“The Interview” isn’t funny.

This isn’t me trying to be a killjoy nor is it me trying to be the Politically Correct Police, but this movie just isn’t funny. It’s offensive.

Directed by Seth Rogen and Evan Goldberg, the film was an attempt at political satire, meant to poke fun at one of the world’s most unstable dictators, Kim Jong Un. In the name of democracy and sticking it to repressive Communist regimes, Sony lost $30 million and hackers threatened to violently attack any theater that played the film.

Let’s look beyond that, however. The movie itself had only basic, mediocre humor that was at the expense of oppressed North Koreans.

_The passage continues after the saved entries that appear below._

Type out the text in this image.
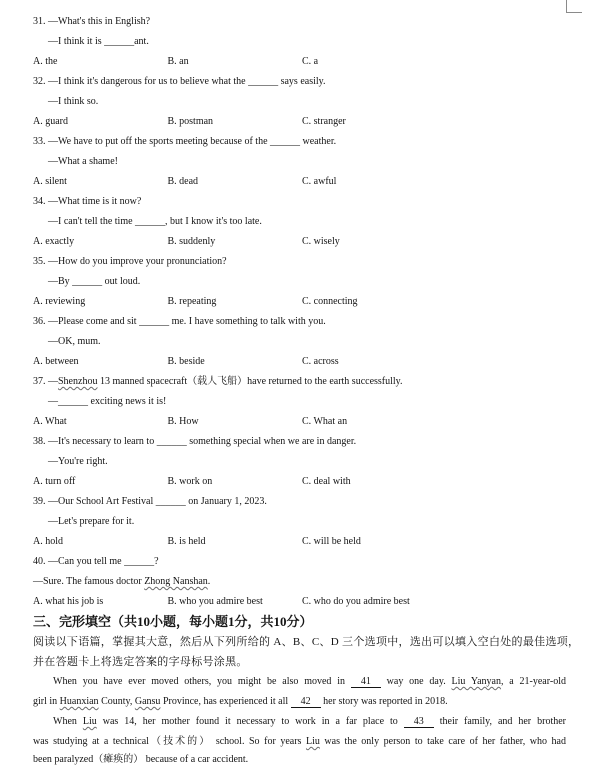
31. —What's this in English?
—I think it is ______ant.
A. the	B. an	C. a
32. —I think it's dangerous for us to believe what the ______ says easily.
—I think so.
A. guard	B. postman	C. stranger
33. —We have to put off the sports meeting because of the ______ weather.
—What a shame!
A. silent	B. dead	C. awful
34. —What time is it now?
—I can't tell the time ______, but I know it's too late.
A. exactly	B. suddenly	C. wisely
35. —How do you improve your pronunciation?
—By ______ out loud.
A. reviewing	B. repeating	C. connecting
36. —Please come and sit ______ me. I have something to talk with you.
—OK, mum.
A. between	B. beside	C. across
37. —Shenzhou 13 manned spacecraft（载人飞船）have returned to the earth successfully.
—______ exciting news it is!
A. What	B. How	C. What an
38. —It's necessary to learn to ______ something special when we are in danger.
—You're right.
A. turn off	B. work on	C. deal with
39. —Our School Art Festival ______ on January 1, 2023.
—Let's prepare for it.
A. hold	B. is held	C. will be held
40. —Can you tell me ______?
—Sure. The famous doctor Zhong Nanshan.
A. what his job is	B. who you admire best	C. who do you admire best
三、完形填空（共10小题，每小题1分，共10分）
阅读以下语篇，掌握其大意，然后从下列所给的 A、B、C、D 三个选项中，选出可以填入空白处的最佳选项，
并在答题卡上将选定答案的字母标号涂黑。
When you have ever moved others, you might be also moved in 41 way one day. Liu Yanyan, a 21-year-old
girl in Huanxian County, Gansu Province, has experienced it all 42 her story was reported in 2018.
When Liu was 14, her mother found it necessary to work in a far place to 43 their family, and her brother
was studying at a technical（技术的） school. So for years Liu was the only person to take care of her father, who had
been paralyzed（瘫痪的） because of a car accident.
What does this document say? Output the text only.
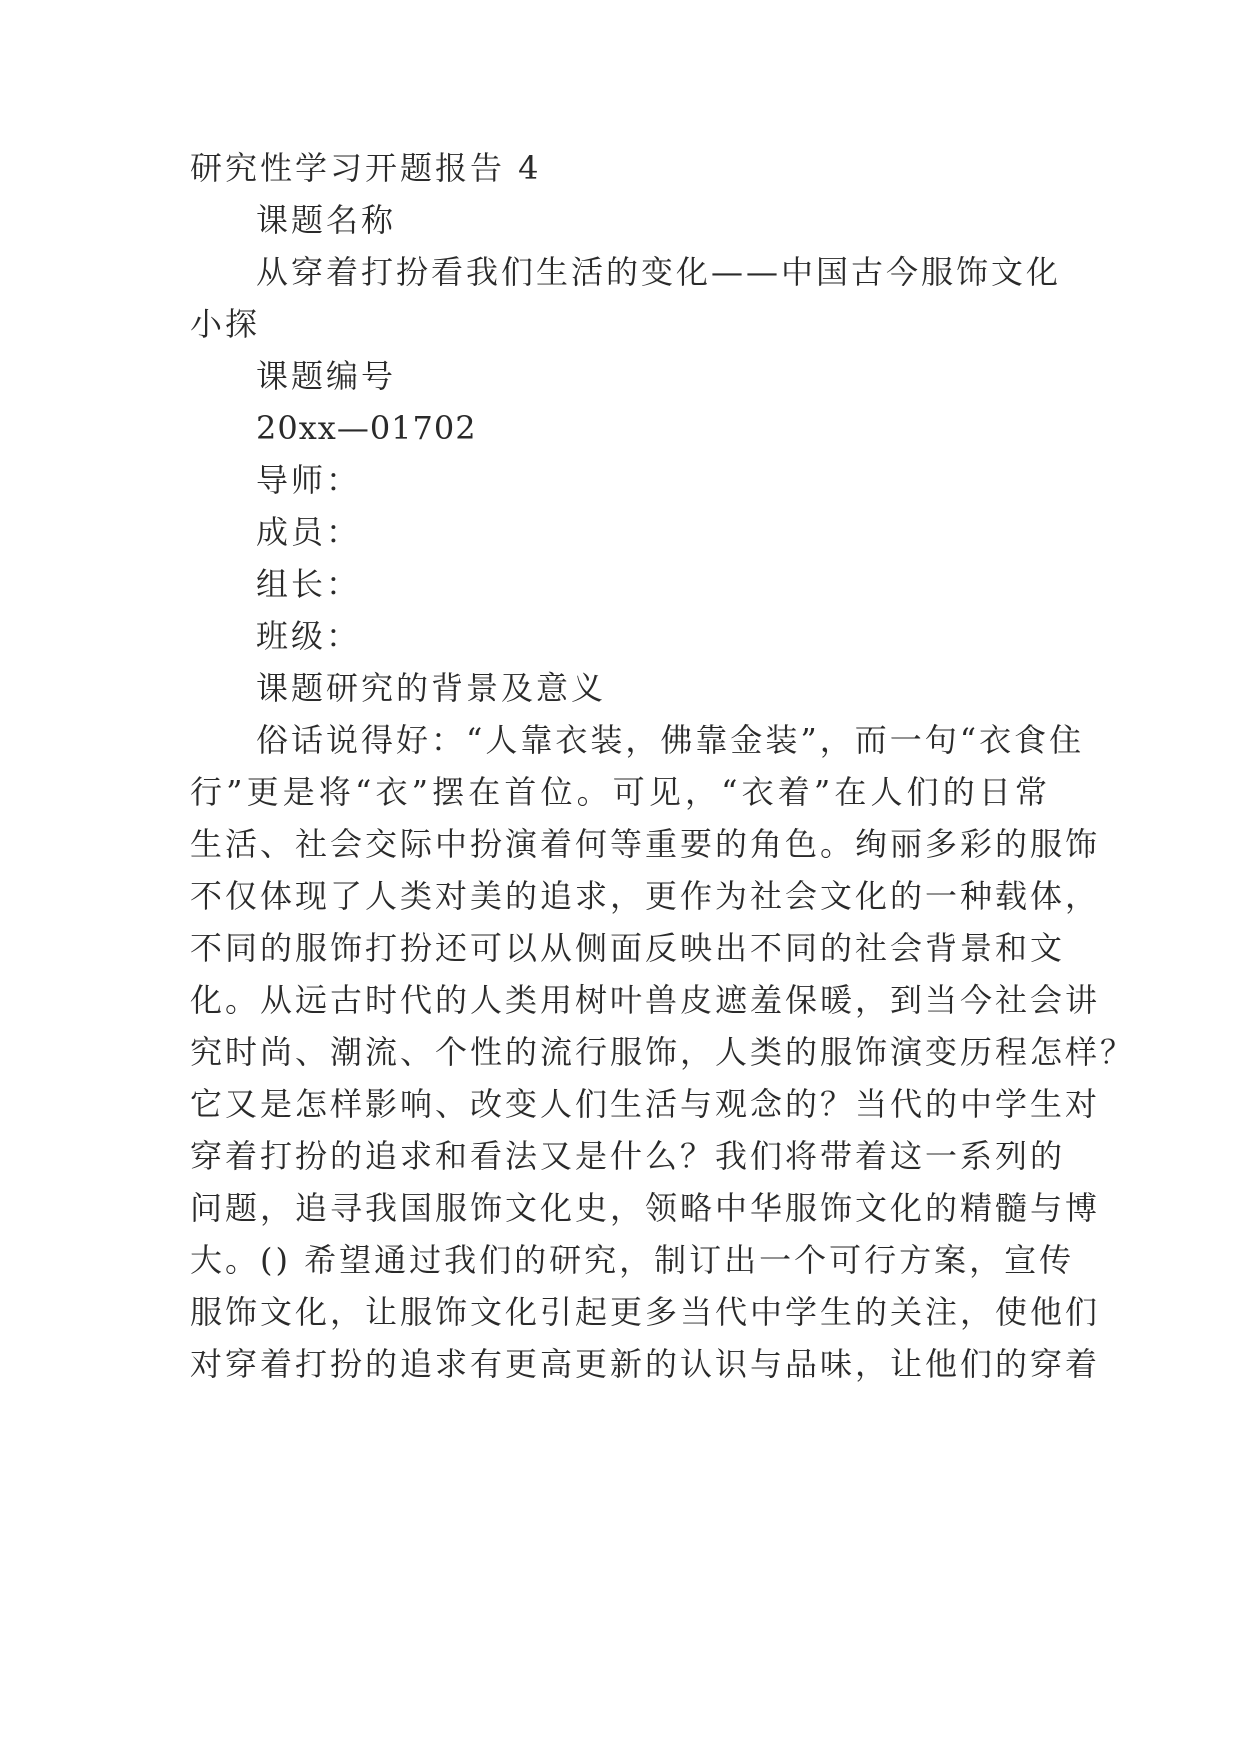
研究性学习开题报告 4
课题名称
从穿着打扮看我们生活的变化——中国古今服饰文化
小探
课题编号
20xx—01702
导师：
成员：
组长：
班级：
课题研究的背景及意义
俗话说得好：“人靠衣装，佛靠金装”，而一句“衣食住
行”更是将“衣”摆在首位。可见，“衣着”在人们的日常
生活、社会交际中扮演着何等重要的角色。绚丽多彩的服饰
不仅体现了人类对美的追求，更作为社会文化的一种载体，
不同的服饰打扮还可以从侧面反映出不同的社会背景和文
化。从远古时代的人类用树叶兽皮遮羞保暖，到当今社会讲
究时尚、潮流、个性的流行服饰，人类的服饰演变历程怎样？
它又是怎样影响、改变人们生活与观念的？当代的中学生对
穿着打扮的追求和看法又是什么？我们将带着这一系列的
问题，追寻我国服饰文化史，领略中华服饰文化的精髓与博
大。() 希望通过我们的研究，制订出一个可行方案，宣传
服饰文化，让服饰文化引起更多当代中学生的关注，使他们
对穿着打扮的追求有更高更新的认识与品味，让他们的穿着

“Ms. Polly Politically Correct, who cares? It was a funny movie and the North Koreans probably don’t even care about ‘The Interview.’ Movies making fun of American culture are made all the time; you don’t see anyone freaking out about that.”

You’re right. The North Koreans don’t care about “The Interview.” They don’t know about it.

Kim Jon Un may be incredibly unstable and trigger-happy dictator, but he is smarter than we give him credit for. He had an entire population brainwashed into believing he knows everything they say and everything they think, therefore no one says or thinks anything bad about the government. Plus if anyone is even caught watching “The Interview” on their computer, they can just join the others being executed in massive stadiums, as public mass executions of those who are caught with any remnants of western culture are the norm.

So in five, 10, maybe 20 years from now when the North Koreans are free from dictatorship, and they use the Internet for the first time without fear and see that their plight and suffering was the butt of millions of jokes, think about how they would feel?

“The Interview” just isn’t very funny now, isn’t it?